Since the very first moment we hold our child in our arms, most parents want them to be happy. We sacrifice ourselves for their contentedness in every way. It becomes our life mission to feed them on demand, change them when they’re wet, ensure they’re well rested and well cuddled. In fact, I know from personal experience that when a baby cries the world outside of that event stops. How can any parent allow their baby (or in my case babies) to cry?
I’m sure I’m not the only parent who has sat on the side of the road 5 km from home to breastfeed my crying baby who could obviously not last a moment longer.
And how many of us, night after night, have dragged ourselves from a sound sleep to stumble into the darkened night and retrieve a dummy (soother or pacifier) that our precious bundle of joy hadn’t missed for the last two hours.
And why? The baby cried!!
Now lest you think me heartless, be assured I’m all for responding to a crying baby. It’s the way nature intended that they let us know their basest of needs. What other way does an innocent tot have of letting us know that all is not right in their world?
I wonder, though, if some of us need a gentle reminder that we need to back off a little as a newborn babe becomes older. I think it’s good to give our children a chance of self-expression and perspective and our self a little break!
The first time I realized this was when my first little boy, Riley, was approximately four months old. Every night he would wake around 3am. He would cry and I would stumble out of bed on command to feed him. It never took long, but my all-important sleep (every new mother understands this!) was interrupted every night.
This routine can go on for many new (and second time) parents for months.
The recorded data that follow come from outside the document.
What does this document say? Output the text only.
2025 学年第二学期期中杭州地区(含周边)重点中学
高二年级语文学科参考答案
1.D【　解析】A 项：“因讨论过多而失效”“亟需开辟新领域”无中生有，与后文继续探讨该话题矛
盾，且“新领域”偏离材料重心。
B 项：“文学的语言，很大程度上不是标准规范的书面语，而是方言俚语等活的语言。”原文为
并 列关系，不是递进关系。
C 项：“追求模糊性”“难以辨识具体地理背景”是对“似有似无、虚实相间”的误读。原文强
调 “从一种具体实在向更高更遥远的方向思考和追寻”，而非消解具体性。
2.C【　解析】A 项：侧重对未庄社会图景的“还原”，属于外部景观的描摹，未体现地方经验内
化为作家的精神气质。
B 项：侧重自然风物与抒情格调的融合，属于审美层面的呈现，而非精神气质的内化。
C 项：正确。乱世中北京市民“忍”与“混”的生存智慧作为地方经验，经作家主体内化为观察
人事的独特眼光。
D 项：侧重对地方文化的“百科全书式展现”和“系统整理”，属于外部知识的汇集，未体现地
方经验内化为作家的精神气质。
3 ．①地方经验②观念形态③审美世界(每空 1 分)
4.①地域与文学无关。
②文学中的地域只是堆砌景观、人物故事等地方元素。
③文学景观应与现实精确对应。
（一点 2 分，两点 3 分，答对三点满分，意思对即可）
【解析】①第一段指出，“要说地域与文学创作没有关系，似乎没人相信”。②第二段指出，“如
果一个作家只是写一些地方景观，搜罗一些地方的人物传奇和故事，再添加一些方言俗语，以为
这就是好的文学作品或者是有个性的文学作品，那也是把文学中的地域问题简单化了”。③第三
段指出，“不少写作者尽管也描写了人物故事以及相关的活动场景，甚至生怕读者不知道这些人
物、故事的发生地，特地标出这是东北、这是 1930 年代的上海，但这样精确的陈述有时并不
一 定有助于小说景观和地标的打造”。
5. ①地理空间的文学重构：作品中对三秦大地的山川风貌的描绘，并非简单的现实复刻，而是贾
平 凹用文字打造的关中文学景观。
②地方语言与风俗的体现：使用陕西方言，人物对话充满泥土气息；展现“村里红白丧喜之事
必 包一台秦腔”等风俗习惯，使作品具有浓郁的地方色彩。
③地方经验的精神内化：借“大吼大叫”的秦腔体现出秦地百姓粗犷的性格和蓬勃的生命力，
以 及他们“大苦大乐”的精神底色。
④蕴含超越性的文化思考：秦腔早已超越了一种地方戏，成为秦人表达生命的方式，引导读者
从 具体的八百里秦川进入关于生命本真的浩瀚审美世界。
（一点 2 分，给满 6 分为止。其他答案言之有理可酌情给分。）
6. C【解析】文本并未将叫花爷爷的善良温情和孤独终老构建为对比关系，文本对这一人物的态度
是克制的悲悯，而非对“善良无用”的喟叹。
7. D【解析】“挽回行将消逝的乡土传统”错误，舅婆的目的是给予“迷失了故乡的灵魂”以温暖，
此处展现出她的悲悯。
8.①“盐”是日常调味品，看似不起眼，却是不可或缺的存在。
On the night in question I think I must have reached the point of exhaustion. My baby was now four months old. I was definitely over nighttime interruptions. When Riley cried I remember thinking “Oh, you’ve got to be kidding….” and laying there feeling far from enthusiastic.
I rolled over and groaned.
Riley stopped briefly and cried again.
Now I don’t know who gave in first (to sleep I mean) but the next thing I knew it was morning. That was a surprise!! The very next night we both slept through the night because the baby had been allowed to have it’s say and, as the problem wasn’t serious, our routine had been reset and re-established.
A wise man once told me that he remembered crying as a little boy and the comfort that it gave him. After all those years he remembered…. and I realized that I could remember those childhood moments too. The times I was so tired that it just felt good to be miserable. The moments when life had done me wrong and I needed to feel sorry for myself.
I still have them sometimes. I feel cranky and grumpy and just very, very tired. On occasion I pass a screaming baby in a shopping mall and think, “yes, I know just how you feel”.
My second child was children... I had twins. It's a great leveller. I didn't have a choice but to let one, or the other, of my babies cry on a regular basis. While at times it was distressing in retrospect I found the benefits to out weigh the detriment. They became surprisingly calm and well rounded little people who cried when their needs were real.
Maybe we are too hasty to pander to our children and hush their expressive cries. They don’t always need our intervention. They just need to be given the gift of expression.